Les chercheurs de l’IRME se préoccupent en outre de l’impact du drainage minier sur les milieux naturels fragiles, tels que ceux du Grand Nord. Leur objectif est de mieux comprendre comment les faibles températures et la salinité influencent la qualité des eaux de drainage issues des rejets miniers et l’efficacité du traitement passif du drainage minier dans les climats nordiques.
Mission de vulgarisation et concertation avec les communautés
La vision du développement responsable qui s’est répandue dans le monde minier a fait prendre conscience à ses acteurs de l’importance de l’acceptabilité sociale des projets. Un rapprochement avec les communautés locales est souhaité et l’IRME peut jouer un rôle à cet effet.

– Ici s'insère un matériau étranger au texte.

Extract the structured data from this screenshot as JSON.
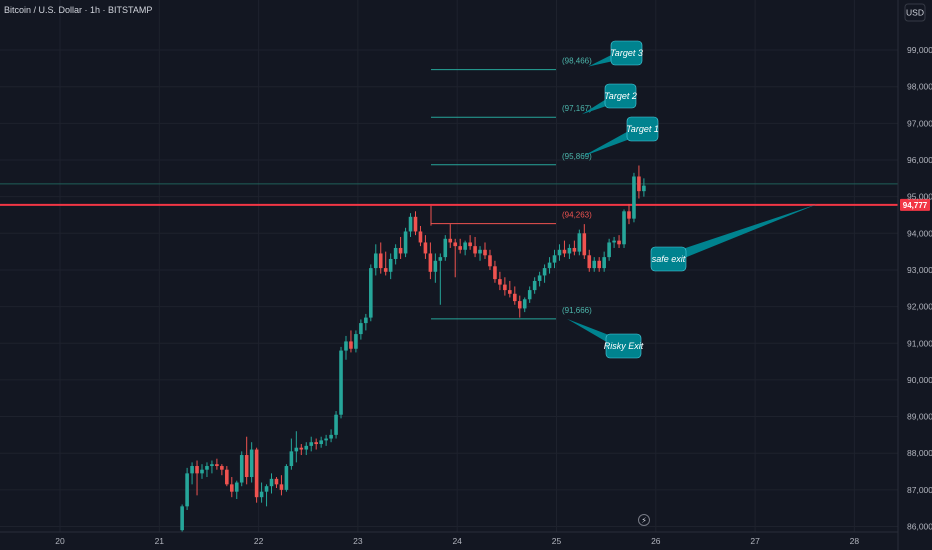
{
  "header": {
    "symbol_title": "Bitcoin / U.S. Dollar · 1h · BITSTAMP",
    "currency_button": "USD"
  },
  "colors": {
    "background": "#131722",
    "grid": "#1e222d",
    "up": "#26a69a",
    "down": "#ef5350",
    "price_line": "#f23645",
    "target_line": "#26a69a",
    "callout": "#00838f",
    "axis_text": "#b2b5be"
  },
  "chart_data": {
    "type": "candlestick",
    "timeframe": "1h",
    "x_ticks": [
      "20",
      "21",
      "22",
      "23",
      "24",
      "25",
      "26",
      "27",
      "28"
    ],
    "y_ticks": [
      "86,000",
      "87,000",
      "88,000",
      "89,000",
      "90,000",
      "91,000",
      "92,000",
      "93,000",
      "94,000",
      "95,000",
      "96,000",
      "97,000",
      "98,000",
      "99,000"
    ],
    "y_tick_values": [
      86000,
      87000,
      88000,
      89000,
      90000,
      91000,
      92000,
      93000,
      94000,
      95000,
      96000,
      97000,
      98000,
      99000
    ],
    "ylim": [
      85800,
      99650
    ],
    "xlim_days": [
      19.55,
      28.55
    ],
    "current_price": {
      "value": 94777,
      "label": "94,777"
    },
    "levels": [
      {
        "name": "Target 3",
        "value": 98466,
        "label": "(98,466)",
        "color": "#26a69a"
      },
      {
        "name": "Target 2",
        "value": 97167,
        "label": "(97,167)",
        "color": "#26a69a"
      },
      {
        "name": "Target 1",
        "value": 95869,
        "label": "(95,869)",
        "color": "#26a69a"
      },
      {
        "name": "",
        "value": 94263,
        "label": "(94,263)",
        "color": "#ef5350"
      },
      {
        "name": "Risky Exit",
        "value": 91666,
        "label": "(91,666)",
        "color": "#26a69a"
      }
    ],
    "upper_reference_line": 95350,
    "annotations": [
      "Target 3",
      "Target 2",
      "Target 1",
      "safe exit",
      "Risky Exit"
    ],
    "candles_ohlc": [
      [
        85900,
        86600,
        85850,
        86550
      ],
      [
        86550,
        87600,
        86450,
        87450
      ],
      [
        87450,
        87750,
        87150,
        87650
      ],
      [
        87650,
        87800,
        86850,
        87450
      ],
      [
        87450,
        87700,
        87300,
        87550
      ],
      [
        87550,
        87750,
        87350,
        87650
      ],
      [
        87650,
        87800,
        87450,
        87700
      ],
      [
        87700,
        87850,
        87550,
        87650
      ],
      [
        87650,
        87700,
        87400,
        87550
      ],
      [
        87550,
        87650,
        87100,
        87150
      ],
      [
        87150,
        87350,
        86800,
        86950
      ],
      [
        86950,
        87250,
        86750,
        87200
      ],
      [
        87200,
        88050,
        87100,
        87950
      ],
      [
        87950,
        88450,
        87150,
        87350
      ],
      [
        87350,
        88300,
        87200,
        88100
      ],
      [
        88100,
        88150,
        86650,
        86800
      ],
      [
        86800,
        87200,
        86650,
        86950
      ],
      [
        86950,
        87150,
        86550,
        87100
      ],
      [
        87100,
        87450,
        86900,
        87300
      ],
      [
        87300,
        87350,
        87050,
        87150
      ],
      [
        87150,
        87400,
        86850,
        87000
      ],
      [
        87000,
        87700,
        86950,
        87650
      ],
      [
        87650,
        88400,
        87550,
        88050
      ],
      [
        88050,
        88600,
        87750,
        88150
      ],
      [
        88150,
        88250,
        87950,
        88100
      ],
      [
        88100,
        88300,
        87950,
        88200
      ],
      [
        88200,
        88450,
        88050,
        88300
      ],
      [
        88300,
        88400,
        88100,
        88250
      ],
      [
        88250,
        88450,
        88150,
        88350
      ],
      [
        88350,
        88500,
        88200,
        88400
      ],
      [
        88400,
        88650,
        88300,
        88500
      ],
      [
        88500,
        89150,
        88400,
        89050
      ],
      [
        89050,
        90900,
        88950,
        90800
      ],
      [
        90800,
        91200,
        90550,
        91050
      ],
      [
        91050,
        91350,
        90750,
        90850
      ],
      [
        90850,
        91350,
        90750,
        91250
      ],
      [
        91250,
        91650,
        91100,
        91550
      ],
      [
        91550,
        91800,
        91350,
        91700
      ],
      [
        91700,
        93150,
        91600,
        93050
      ],
      [
        93050,
        93700,
        92850,
        93450
      ],
      [
        93450,
        93750,
        92900,
        93050
      ],
      [
        93050,
        93500,
        92850,
        92950
      ],
      [
        92950,
        93450,
        92750,
        93300
      ],
      [
        93300,
        93700,
        93150,
        93600
      ],
      [
        93600,
        93900,
        93300,
        93450
      ],
      [
        93450,
        94150,
        93350,
        94050
      ],
      [
        94050,
        94550,
        93900,
        94450
      ],
      [
        94450,
        94600,
        93950,
        94050
      ],
      [
        94050,
        94200,
        93650,
        93750
      ],
      [
        93750,
        93950,
        93300,
        93450
      ],
      [
        93450,
        93750,
        92750,
        92950
      ],
      [
        92950,
        93450,
        92650,
        93250
      ],
      [
        93250,
        93450,
        92050,
        93350
      ],
      [
        93350,
        93950,
        93250,
        93850
      ],
      [
        93850,
        94250,
        93600,
        93750
      ],
      [
        93750,
        93850,
        92800,
        93650
      ],
      [
        93650,
        93850,
        93450,
        93550
      ],
      [
        93550,
        93800,
        93400,
        93750
      ],
      [
        93750,
        93950,
        93550,
        93650
      ],
      [
        93650,
        93900,
        93350,
        93450
      ],
      [
        93450,
        93650,
        93250,
        93550
      ],
      [
        93550,
        93750,
        93300,
        93400
      ],
      [
        93400,
        93550,
        93000,
        93100
      ],
      [
        93100,
        93250,
        92650,
        92750
      ],
      [
        92750,
        92950,
        92450,
        92600
      ],
      [
        92600,
        92800,
        92300,
        92450
      ],
      [
        92450,
        92700,
        92250,
        92350
      ],
      [
        92350,
        92550,
        92050,
        92150
      ],
      [
        92150,
        92300,
        91700,
        91950
      ],
      [
        91950,
        92250,
        91850,
        92200
      ],
      [
        92200,
        92550,
        92100,
        92450
      ],
      [
        92450,
        92800,
        92350,
        92700
      ],
      [
        92700,
        92950,
        92550,
        92850
      ],
      [
        92850,
        93150,
        92650,
        93050
      ],
      [
        93050,
        93350,
        92900,
        93200
      ],
      [
        93200,
        93550,
        93050,
        93400
      ],
      [
        93400,
        93700,
        93250,
        93550
      ],
      [
        93550,
        93800,
        93350,
        93450
      ],
      [
        93450,
        93700,
        93300,
        93600
      ],
      [
        93600,
        93800,
        93400,
        93500
      ],
      [
        93500,
        94100,
        93400,
        94000
      ],
      [
        94000,
        94250,
        93300,
        93400
      ],
      [
        93400,
        93550,
        92950,
        93050
      ],
      [
        93050,
        93350,
        92950,
        93250
      ],
      [
        93250,
        93350,
        92950,
        93050
      ],
      [
        93050,
        93500,
        92950,
        93350
      ],
      [
        93350,
        93850,
        93250,
        93750
      ],
      [
        93750,
        93900,
        93600,
        93800
      ],
      [
        93800,
        93950,
        93600,
        93700
      ],
      [
        93700,
        94650,
        93600,
        94600
      ],
      [
        94600,
        94800,
        94250,
        94400
      ],
      [
        94400,
        95650,
        94300,
        95550
      ],
      [
        95550,
        95850,
        94950,
        95150
      ],
      [
        95150,
        95500,
        95000,
        95300
      ]
    ],
    "candles_x_days": [
      21.23,
      21.28,
      21.33,
      21.38,
      21.43,
      21.48,
      21.53,
      21.58,
      21.63,
      21.68,
      21.73,
      21.78,
      21.83,
      21.88,
      21.93,
      21.98,
      22.03,
      22.08,
      22.13,
      22.18,
      22.23,
      22.28,
      22.33,
      22.38,
      22.43,
      22.48,
      22.53,
      22.58,
      22.63,
      22.68,
      22.73,
      22.78,
      22.83,
      22.88,
      22.93,
      22.98,
      23.03,
      23.08,
      23.13,
      23.18,
      23.23,
      23.28,
      23.33,
      23.38,
      23.43,
      23.48,
      23.53,
      23.58,
      23.63,
      23.68,
      23.73,
      23.78,
      23.83,
      23.88,
      23.93,
      23.98,
      24.03,
      24.08,
      24.13,
      24.18,
      24.23,
      24.28,
      24.33,
      24.38,
      24.43,
      24.48,
      24.53,
      24.58,
      24.63,
      24.68,
      24.73,
      24.78,
      24.83,
      24.88,
      24.93,
      24.98,
      25.03,
      25.08,
      25.13,
      25.18,
      25.23,
      25.28,
      25.33,
      25.38,
      25.43,
      25.48,
      25.53,
      25.58,
      25.63,
      25.68,
      25.73,
      25.78,
      25.83,
      25.88
    ]
  }
}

« En tant que chercheurs universitaires, nous avons la mission de partager les connaissances avec la population, souligne le Pr Pabst. Les sites d’exploitation et les sites abandonnés ont des impacts sur les communautés locales, incluant les Premières Nations qui vivent à proximité. Ces communautés ont besoin de connaître les enjeux des activités minières et de comprendre la portée des solutions proposées par l’IRME et de leurs applications. Elles ont aussi besoin d’un accompagnement pour vivre les changements et développer leur autonomie à l’égard des aspects technologiques des enjeux. Nous sommes également conscients que ces communautés possèdent elles aussi des savoirs et des connaissances des territoires qui pourraient beaucoup nous apporter. C’est donc un contexte d’échanges réciproques que nous souhaitons établir dans les prochaines années. »
Ingénieurs influenceurs
La collaboration entre Polytechnique, l’UQAT et l’industrie a permis de former des centaines de spécialistes aux expertises très pointues, possédant aussi une bonne connaissance des réalités des entreprises minières. Ces diplômés sont reconnus pour leur approche pratique et réaliste visant la solution de problèmes, leur rigueur méthodologique et leur maîtrise des outils expérimentaux.

Attirés à l’IRME par l’aspect très concret des travaux, près de 40 doctorants, une cinquantaine d’étudiants au DESS et à la maîtrise et de nombreux stagiaires forment la cohorte actuelle de l’Institut. Ces étudiants expérimentent autant le travail en laboratoire que les interventions sur le terrain. La hausse constante d’étudiantes aux cycles supérieurs fait en sorte que davantage de femmes prennent leur place sur les sites, ce qui contribue aussi à changer le visage de l’industrie.
Ouverture sur le monde
« Le rayonnement international de l’IRME s’affirme d’année en année. Aujourd’hui, le tiers des étudiants au baccalauréat stagiaires à l’IRME proviennent de l’Afrique francophone. Aux cycles supérieurs, le quart de nos étudiants sont originaires de l’extérieur du pays », observe la Pre Neculita, dont le propre parcours est lui-même caractéristique de ce rayonnement.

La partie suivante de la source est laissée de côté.